Would Mars have liked a caution flag to fly late in the distance? He wasn’t sure.
“In one way you wish it would’ve happened,” Mars said. “In another way, after the last couple runs that I’ve had, I was happy that I got third. That was kind of a win for us the way we’ve been going.
“We’ve been fighting some ignition problems, which has been affecting the car quite a bit. I was trying to go back through and figure out what’s been going on, so hopefully we got things back in order again. We’ve been running consistent all year and then all of a sudden I didn’t know what was wrong. It kind of freaked me out.”
Clanton’s victory continued his steady improvement since replacing Chris Madden of Gray Court, S.C., in the newest Skyline Motorsports entry just over one month ago. He noted that his confidence in his new affiliation is growing thanks to the manpower he now has behind him as his mechanic when he drove his father-in-law Ron Davies’s equipment, Josh Smith, has been joined by Steve Dixon and Roger Padgett, the Skyline Motorsports employees who worked with Madden.
“Since Day 1 we were gelling,” Clanton said. “Even when they (Dixon and Padgett) were working for Madden we still discussed things back and forth. What (joining forces) has allowed me to do is concentrate on my race car. What people don’t realize is, yeah, I’ve had good help before and I’ve had the right help, but not the right help and enough help.
“The 1 car (Sheppard) has got three full-time guys — and actually four with (team owner) Mark (Richards) — and to compete against that you’ve got to have the equal (number of crewmen) so I can concentrate on my car and not have to do other things. Now (with three full-time crewmen) I don’t have to work on my race car; I let Steve work on it and I just make the adjustments. I just tell him what to do and he immediately goes and does it. If I tell him to turn four shocks over and put them right back on, he don’t argue one bit. He just goes out there and does it.
“That means more than what people realize. When you have to argue with your crew while we’re doing something … I don’t have to argue one bit with him. When we do it and we’re wrong, he says, ‘Man, you should’ve never done that,’ but it ain’t like he’s griping that he had to do it. He’ll just go do anything I ask him to do and it’s hard to find somebody like that.”

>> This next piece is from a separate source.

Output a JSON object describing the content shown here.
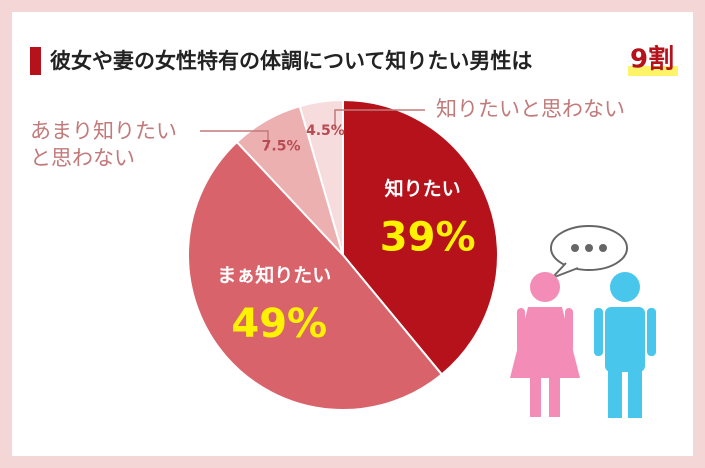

Notes: Clanton, who registered his 45th career WoO victory, scored his two previous series wins this season on Feb. 9 at Screven Motor Speedway in Sylvania, Ga., and July 13 at Ogilvie (Minn.) Raceway. His previous WoO triumphs at Shawano, meanwhile, came in 2015 and ’16. … Cade Dillard ran in the top five for much of the distance before finishing sixth. … After leading the race’s first lap, Boom Briggs faded to a 13th-place finish, one lap down at the checkered flag. … Darrell Lanigan of Union, Ky., said he “loves” racing at Shawano and he’s had plenty of success on the big layout — he won the WoO feature in 2011, ’12 and ’14 — but he was never a factor Tuesday en route to a ninth-place finish. He said an ignition problem plagued him throughout the night and caused a vibration in his car during the feature. … Tyler Bruening was unable to parlay his second-fastest qualifying lap into heat-race success after he was outgunned for the lead at the start by Briggs and then slid high in dirty air in turn two to fall to fourth. He finished 10th in the feature, going a lap down to Clanton at the finish line. … The only driver in the 23-car field who didn’t start the feature was Chris Engels of Green Bay, Wis., who hit the wall during hot laps. ... The event was co-sanctioned by the Dirt Kings Tour, which awarded its drivers show-up points for participating.